Basil Brooke, who became 1st Viscount Brookeborough in 1952, was a British Ulster Unionist who served as Northern Ireland’s prime minister from 1943 until 1963. A hard-line anti-Catholic, the later years of his tenure were dominated by a declining economy. He resigned the premiership on health grounds.

Early Life

Basil Stanlake Brooke was born on 9 June 1888, in Colebrooke Park, Brookeborough, County Fermanagh. His father was Sir Arthur Douglas Brooke, the 4th Baronet, and the family was raised on a 30,000-acre estate.

Basil was schooled for 5 years in Pau, in southwest France before attending Winchester College and then the Royal Military Academy at Sandhurst. He succeeded his father to become the 5th Baronet in 1907. In 1908 he joined the Royal Fusiliers and, 3 years later, the 10th Hussars. He served with distinction in the First World War before giving up military life for farming in 1920.

In 1921 he entered the Northern Ireland senate but served only a year before becoming commandant of the Ulster Special Constabulary, which was focussed on defeating the IRA. In 1929 he won the Lisnakea constituency in County Fermanagh and took his seat in Northern Ireland’s parliament on behalf of the Ulster Unionist Party. He became minister of agriculture in 1933, urging landowners not to employ Catholics, whom he accused of being ‘out to destroy Ulster’. He took over the commerce portfolio in 1941.

Career Peak

When John Andrews came under pressure to resign as prime minister in 1943, Brooke stepped in to replace him. He remained in parliament despite being made a Viscount in 1952 (which qualified him for a seat in the House of Lords). During his tenure, he sought to tighten links between the government and the Orange Order while distancing Catholics and trades unionists.

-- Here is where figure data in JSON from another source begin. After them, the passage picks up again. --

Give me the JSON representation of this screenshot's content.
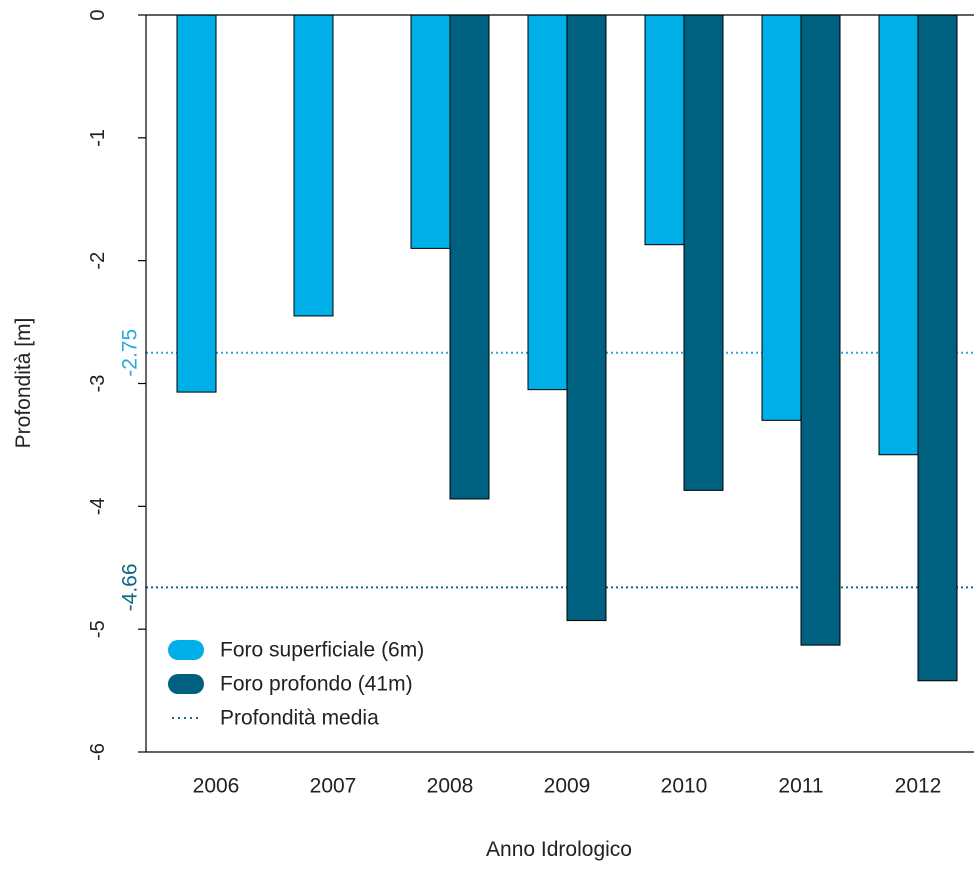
{
  "chart_data": {
    "type": "bar",
    "title": "",
    "xlabel": "Anno Idrologico",
    "ylabel": "Profondità [m]",
    "ylim": [
      -6,
      0
    ],
    "yticks": [
      "0",
      "-1",
      "-2",
      "-3",
      "-4",
      "-5",
      "-6"
    ],
    "categories": [
      "2006",
      "2007",
      "2008",
      "2009",
      "2010",
      "2011",
      "2012"
    ],
    "series": [
      {
        "name": "Foro superficiale (6m)",
        "color": "#00aee8",
        "values": [
          -3.07,
          -2.45,
          -1.9,
          -3.05,
          -1.87,
          -3.3,
          -3.58
        ]
      },
      {
        "name": "Foro profondo (41m)",
        "color": "#006080",
        "values": [
          null,
          null,
          -3.94,
          -4.93,
          -3.87,
          -5.13,
          -5.42
        ]
      }
    ],
    "mean_lines": [
      {
        "value": -2.75,
        "label": "-2.75",
        "color": "#2aa9de"
      },
      {
        "value": -4.66,
        "label": "-4.66",
        "color": "#0e6887"
      }
    ],
    "legend": {
      "position": "bottom-left",
      "items": [
        {
          "label": "Foro superficiale (6m)",
          "color": "#00aee8",
          "kind": "fill"
        },
        {
          "label": "Foro profondo (41m)",
          "color": "#006080",
          "kind": "fill"
        },
        {
          "label": "Profondità media",
          "color": "#1a6f8f",
          "kind": "dotted"
        }
      ]
    },
    "grid": false
  }
}
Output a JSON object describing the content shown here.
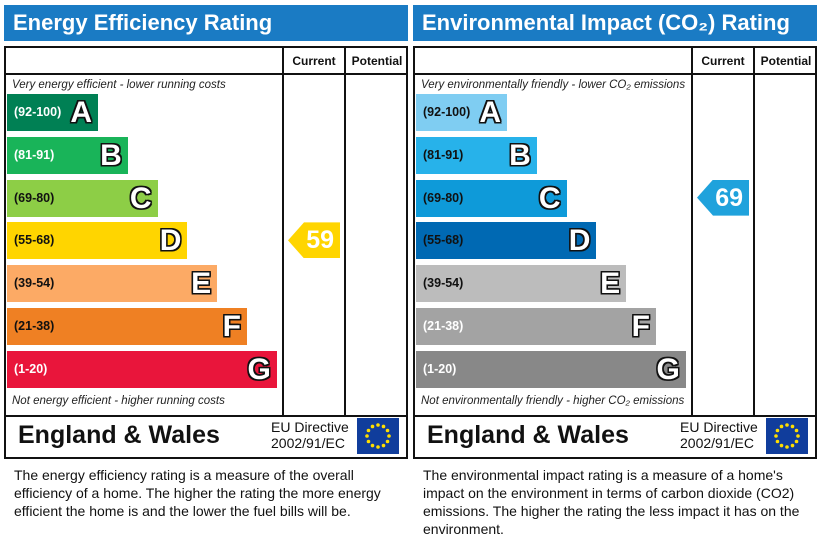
{
  "chart_data": [
    {
      "type": "bar",
      "title": "Energy Efficiency Rating",
      "columns": [
        "Current",
        "Potential"
      ],
      "top_note": "Very energy efficient - lower running costs",
      "bottom_note": "Not energy efficient - higher running costs",
      "categories": [
        "A",
        "B",
        "C",
        "D",
        "E",
        "F",
        "G"
      ],
      "ranges": [
        "(92-100)",
        "(81-91)",
        "(69-80)",
        "(55-68)",
        "(39-54)",
        "(21-38)",
        "(1-20)"
      ],
      "colors": [
        "#008054",
        "#19b459",
        "#8dce46",
        "#ffd500",
        "#fcaa65",
        "#ef8023",
        "#e9153b"
      ],
      "range_text_colors": [
        "#ffffff",
        "#ffffff",
        "#111111",
        "#111111",
        "#111111",
        "#111111",
        "#ffffff"
      ],
      "current": {
        "value": "59",
        "band": "D",
        "color": "#ffd500"
      },
      "potential": null,
      "region": "England & Wales",
      "directive": [
        "EU Directive",
        "2002/91/EC"
      ],
      "description": "The energy efficiency rating is a measure of the overall efficiency of a home.  The higher the rating the more energy efficient the home is and the lower the fuel bills will be."
    },
    {
      "type": "bar",
      "title": "Environmental Impact (CO₂) Rating",
      "columns": [
        "Current",
        "Potential"
      ],
      "top_note": "Very environmentally friendly - lower CO₂ emissions",
      "bottom_note": "Not environmentally friendly - higher CO₂ emissions",
      "categories": [
        "A",
        "B",
        "C",
        "D",
        "E",
        "F",
        "G"
      ],
      "ranges": [
        "(92-100)",
        "(81-91)",
        "(69-80)",
        "(55-68)",
        "(39-54)",
        "(21-38)",
        "(1-20)"
      ],
      "colors": [
        "#7fcdf2",
        "#27b2ea",
        "#0e9ad9",
        "#0069b3",
        "#bcbcbc",
        "#a3a3a3",
        "#888888"
      ],
      "range_text_colors": [
        "#111111",
        "#111111",
        "#111111",
        "#111111",
        "#111111",
        "#ffffff",
        "#ffffff"
      ],
      "current": {
        "value": "69",
        "band": "C",
        "color": "#1fa2dc"
      },
      "potential": null,
      "region": "England & Wales",
      "directive": [
        "EU Directive",
        "2002/91/EC"
      ],
      "description": "The environmental impact rating is a measure of a home's impact on the environment in terms of carbon dioxide (CO2) emissions. The higher the rating the less impact it has on the environment."
    }
  ]
}
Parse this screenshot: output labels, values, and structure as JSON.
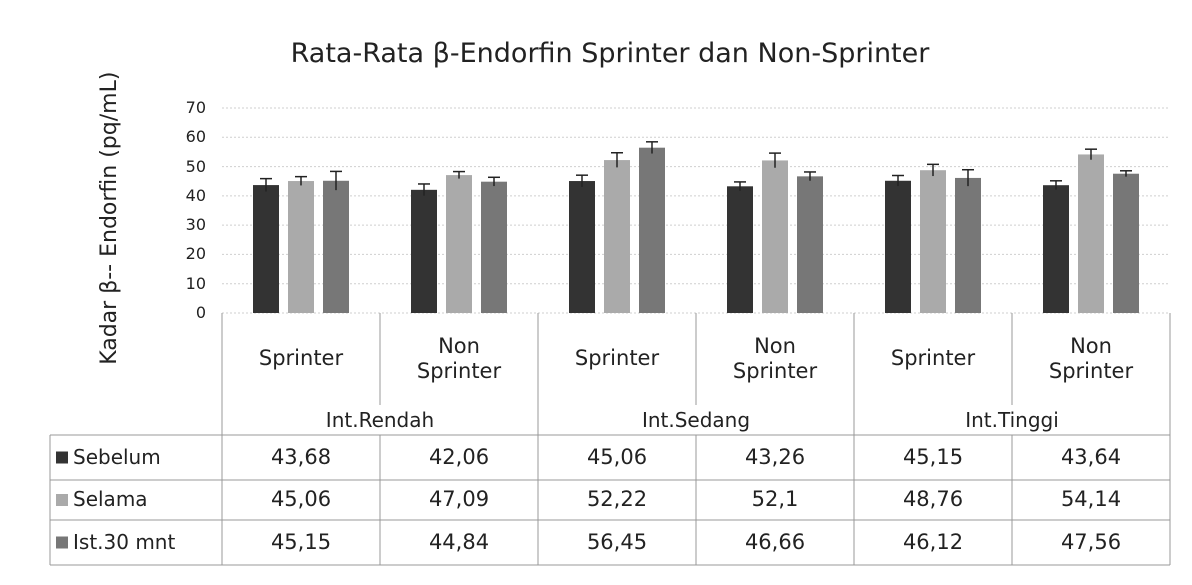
{
  "chart_data": {
    "type": "bar",
    "title": "Rata-Rata β-Endorfin Sprinter dan Non-Sprinter",
    "y_label": "Kadar β-- Endorfin (pq/mL)",
    "categories": [
      "Sprinter",
      "Non Sprinter",
      "Sprinter",
      "Non Sprinter",
      "Sprinter",
      "Non Sprinter"
    ],
    "groups": [
      "Int.Rendah",
      "Int.Sedang",
      "Int.Tinggi"
    ],
    "series": [
      {
        "name": "Sebelum",
        "color": "#333333",
        "values": [
          43.68,
          42.06,
          45.06,
          43.26,
          45.15,
          43.64
        ],
        "value_labels": [
          "43,68",
          "42,06",
          "45,06",
          "43,26",
          "45,15",
          "43,64"
        ],
        "errors": [
          2.2,
          2,
          2,
          1.5,
          1.8,
          1.5
        ]
      },
      {
        "name": "Selama",
        "color": "#aaaaaa",
        "values": [
          45.06,
          47.09,
          52.22,
          52.1,
          48.76,
          54.14
        ],
        "value_labels": [
          "45,06",
          "47,09",
          "52,22",
          "52,1",
          "48,76",
          "54,14"
        ],
        "errors": [
          1.5,
          1.2,
          2.5,
          2.5,
          2,
          1.8
        ]
      },
      {
        "name": "Ist.30 mnt",
        "color": "#777777",
        "values": [
          45.15,
          44.84,
          56.45,
          46.66,
          46.12,
          47.56
        ],
        "value_labels": [
          "45,15",
          "44,84",
          "56,45",
          "46,66",
          "46,12",
          "47,56"
        ],
        "errors": [
          3.2,
          1.5,
          2,
          1.5,
          2.8,
          1
        ]
      }
    ],
    "ylim": [
      0,
      70
    ],
    "yticks": [
      0,
      10,
      20,
      30,
      40,
      50,
      60,
      70
    ],
    "grid": true
  }
}
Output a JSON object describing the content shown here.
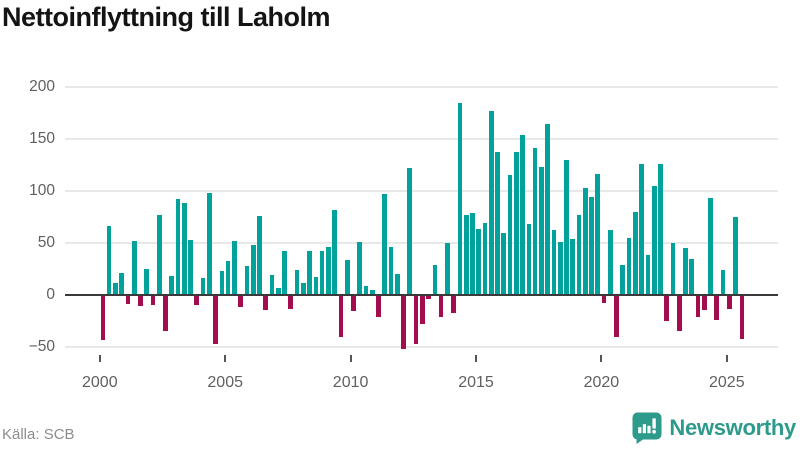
{
  "title": "Nettoinflyttning till Laholm",
  "footer": {
    "source": "Källa: SCB",
    "brand": "Newsworthy"
  },
  "colors": {
    "positive_bar": "#00a29b",
    "negative_bar": "#a30c4d",
    "grid": "#e8e8e8",
    "zero_line": "#3a3a3a",
    "axis_text": "#606060",
    "title_text": "#141414",
    "source_text": "#8d8d8d",
    "brand_teal": "#2e9a8c"
  },
  "chart_data": {
    "type": "bar",
    "title": "Nettoinflyttning till Laholm",
    "xlabel": "",
    "ylabel": "",
    "x_interval": "quarter",
    "x_start": "2000Q1",
    "x_end": "2025Q3",
    "x_tick_labels": [
      "2000",
      "2005",
      "2010",
      "2015",
      "2020",
      "2025"
    ],
    "x_tick_years": [
      2000,
      2005,
      2010,
      2015,
      2020,
      2025
    ],
    "y_ticks": [
      200,
      150,
      100,
      50,
      0,
      -50
    ],
    "y_tick_labels": [
      "200",
      "150",
      "100",
      "50",
      "0",
      "−50"
    ],
    "ylim": [
      -62,
      210
    ],
    "grid": "horizontal",
    "legend": "none",
    "categories": [
      "2000Q1",
      "2000Q2",
      "2000Q3",
      "2000Q4",
      "2001Q1",
      "2001Q2",
      "2001Q3",
      "2001Q4",
      "2002Q1",
      "2002Q2",
      "2002Q3",
      "2002Q4",
      "2003Q1",
      "2003Q2",
      "2003Q3",
      "2003Q4",
      "2004Q1",
      "2004Q2",
      "2004Q3",
      "2004Q4",
      "2005Q1",
      "2005Q2",
      "2005Q3",
      "2005Q4",
      "2006Q1",
      "2006Q2",
      "2006Q3",
      "2006Q4",
      "2007Q1",
      "2007Q2",
      "2007Q3",
      "2007Q4",
      "2008Q1",
      "2008Q2",
      "2008Q3",
      "2008Q4",
      "2009Q1",
      "2009Q2",
      "2009Q3",
      "2009Q4",
      "2010Q1",
      "2010Q2",
      "2010Q3",
      "2010Q4",
      "2011Q1",
      "2011Q2",
      "2011Q3",
      "2011Q4",
      "2012Q1",
      "2012Q2",
      "2012Q3",
      "2012Q4",
      "2013Q1",
      "2013Q2",
      "2013Q3",
      "2013Q4",
      "2014Q1",
      "2014Q2",
      "2014Q3",
      "2014Q4",
      "2015Q1",
      "2015Q2",
      "2015Q3",
      "2015Q4",
      "2016Q1",
      "2016Q2",
      "2016Q3",
      "2016Q4",
      "2017Q1",
      "2017Q2",
      "2017Q3",
      "2017Q4",
      "2018Q1",
      "2018Q2",
      "2018Q3",
      "2018Q4",
      "2019Q1",
      "2019Q2",
      "2019Q3",
      "2019Q4",
      "2020Q1",
      "2020Q2",
      "2020Q3",
      "2020Q4",
      "2021Q1",
      "2021Q2",
      "2021Q3",
      "2021Q4",
      "2022Q1",
      "2022Q2",
      "2022Q3",
      "2022Q4",
      "2023Q1",
      "2023Q2",
      "2023Q3",
      "2023Q4",
      "2024Q1",
      "2024Q2",
      "2024Q3",
      "2024Q4",
      "2025Q1",
      "2025Q2",
      "2025Q3"
    ],
    "values": [
      -43,
      66,
      12,
      21,
      -9,
      52,
      -11,
      25,
      -10,
      77,
      -35,
      18,
      92,
      88,
      53,
      -10,
      16,
      98,
      -47,
      23,
      33,
      52,
      -12,
      28,
      48,
      76,
      -14,
      19,
      7,
      42,
      -13,
      24,
      12,
      42,
      17,
      42,
      46,
      82,
      -40,
      34,
      -15,
      51,
      9,
      5,
      -21,
      97,
      46,
      20,
      -52,
      122,
      -47,
      -28,
      -4,
      29,
      -21,
      50,
      -17,
      184,
      77,
      79,
      63,
      69,
      177,
      137,
      60,
      115,
      137,
      154,
      68,
      141,
      123,
      164,
      62,
      51,
      130,
      54,
      77,
      103,
      94,
      116,
      -8,
      62,
      -40,
      29,
      55,
      80,
      126,
      38,
      105,
      126,
      -25,
      50,
      -35,
      45,
      35,
      -21,
      -14,
      93,
      -24,
      24,
      -13,
      75,
      -42
    ]
  }
}
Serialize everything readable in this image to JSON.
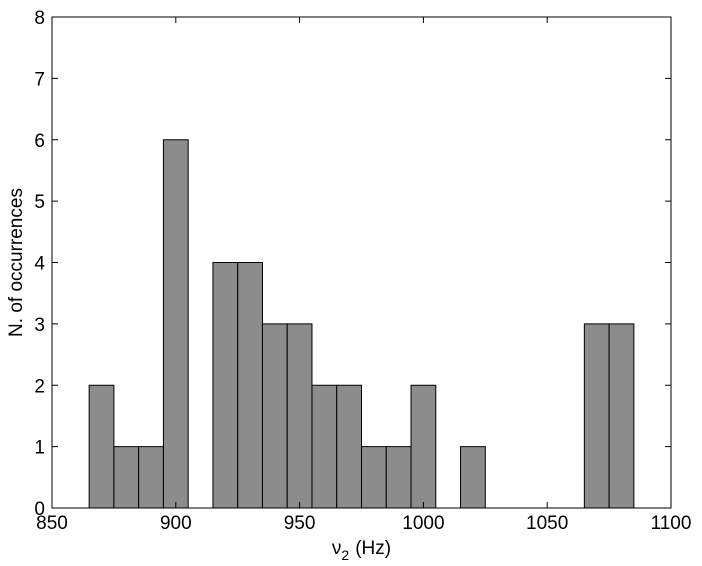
{
  "chart_data": {
    "type": "bar",
    "title": "",
    "xlabel": "ν₂ (Hz)",
    "xlabel_parts": {
      "symbol": "ν",
      "subscript": "2",
      "unit": "(Hz)"
    },
    "ylabel": "N. of occurrences",
    "xlim": [
      850,
      1100
    ],
    "ylim": [
      0,
      8
    ],
    "xticks": [
      850,
      900,
      950,
      1000,
      1050,
      1100
    ],
    "yticks": [
      0,
      1,
      2,
      3,
      4,
      5,
      6,
      7,
      8
    ],
    "bin_width": 10,
    "bins": [
      {
        "center": 870,
        "count": 2
      },
      {
        "center": 880,
        "count": 1
      },
      {
        "center": 890,
        "count": 1
      },
      {
        "center": 900,
        "count": 6
      },
      {
        "center": 920,
        "count": 4
      },
      {
        "center": 930,
        "count": 4
      },
      {
        "center": 940,
        "count": 3
      },
      {
        "center": 950,
        "count": 3
      },
      {
        "center": 960,
        "count": 2
      },
      {
        "center": 970,
        "count": 2
      },
      {
        "center": 980,
        "count": 1
      },
      {
        "center": 990,
        "count": 1
      },
      {
        "center": 1000,
        "count": 2
      },
      {
        "center": 1020,
        "count": 1
      },
      {
        "center": 1070,
        "count": 3
      },
      {
        "center": 1080,
        "count": 3
      }
    ],
    "bar_color": "#8c8c8c",
    "edge_color": "#000000",
    "grid": false,
    "legend": "none"
  }
}
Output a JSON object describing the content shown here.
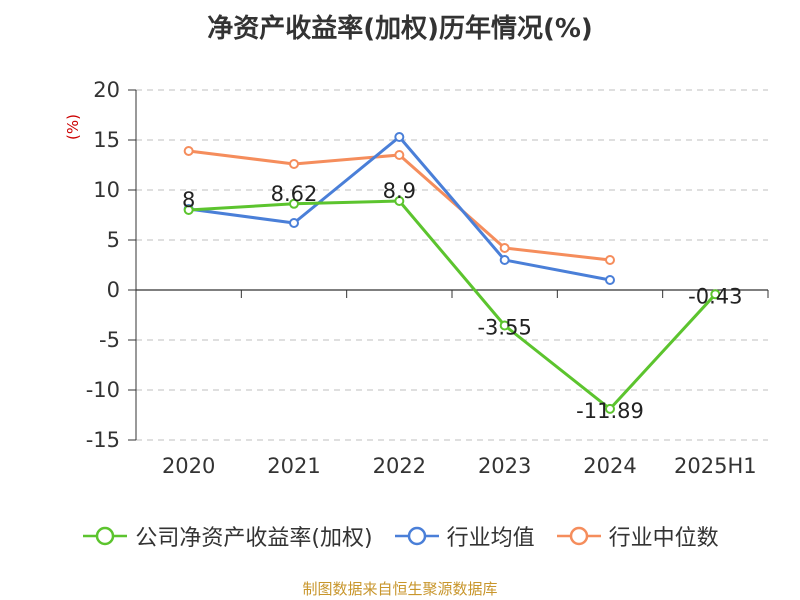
{
  "chart_data": {
    "type": "line",
    "title": "净资产收益率(加权)历年情况(%)",
    "ylabel": "(%)",
    "categories": [
      "2020",
      "2021",
      "2022",
      "2023",
      "2024",
      "2025H1"
    ],
    "ylim": [
      -15,
      20
    ],
    "yticks": [
      20,
      15,
      10,
      5,
      0,
      -5,
      -10,
      -15
    ],
    "grid": true,
    "legend_position": "bottom",
    "series": [
      {
        "name": "公司净资产收益率(加权)",
        "color": "#5cc42e",
        "values": [
          8,
          8.62,
          8.9,
          -3.55,
          -11.89,
          -0.43
        ],
        "labels": [
          "8",
          "8.62",
          "8.9",
          "-3.55",
          "-11.89",
          "-0.43"
        ]
      },
      {
        "name": "行业均值",
        "color": "#4a7fd8",
        "values": [
          8.1,
          6.7,
          15.3,
          3.0,
          1.0,
          null
        ]
      },
      {
        "name": "行业中位数",
        "color": "#f58d5c",
        "values": [
          13.9,
          12.6,
          13.5,
          4.2,
          3.0,
          null
        ]
      }
    ]
  },
  "footer": "制图数据来自恒生聚源数据库"
}
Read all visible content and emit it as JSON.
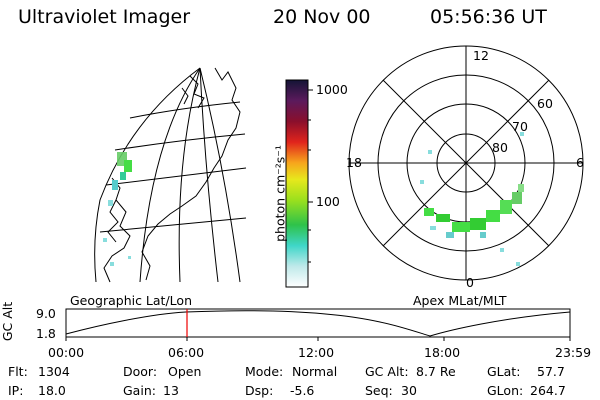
{
  "header": {
    "title": "Ultraviolet Imager",
    "date": "20 Nov 00",
    "time": "05:56:36 UT"
  },
  "colorbar": {
    "unit_label": "photon cm⁻²s⁻¹",
    "ticks": [
      "1000",
      "100"
    ]
  },
  "polar_plot": {
    "mlt_labels": {
      "top": "12",
      "left": "18",
      "right": "6",
      "bottom": "0"
    },
    "lat_labels": [
      "80",
      "70",
      "60"
    ]
  },
  "left_panel_label": "Geographic Lat/Lon",
  "right_panel_label": "Apex MLat/MLT",
  "timeline": {
    "ylabel": "GC Alt",
    "ytick_top": "9.0",
    "ytick_bottom": "1.8",
    "xticks": [
      "00:00",
      "06:00",
      "12:00",
      "18:00",
      "23:59"
    ]
  },
  "status": {
    "flt_label": "Flt:",
    "flt_value": "1304",
    "ip_label": "IP:",
    "ip_value": "18.0",
    "door_label": "Door:",
    "door_value": "Open",
    "gain_label": "Gain:",
    "gain_value": "13",
    "mode_label": "Mode:",
    "mode_value": "Normal",
    "dsp_label": "Dsp:",
    "dsp_value": "-5.6",
    "gcalt_label": "GC Alt:",
    "gcalt_value": "8.7 Re",
    "seq_label": "Seq:",
    "seq_value": "30",
    "glat_label": "GLat:",
    "glat_value": "57.7",
    "glon_label": "GLon:",
    "glon_value": "264.7"
  }
}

Northern Ireland’s industrial base crumbled badly from the 1950s on. Popular support for Brooke fell away and his inability to reverse the economic decline prompted doubts over his leadership from within his own party. In 1963 he gave up the premiership because of poor health but remained in the Northern Irish parliament for another 5 years.

Later Life

From the back benches Brooke strongly opposed the conciliatory approach to Dublin taken by his successor, Terrence O’Neill. Away from politics, Brooke built up a large portfolio of business interests. He died at his family home on 18 Aug. 1973.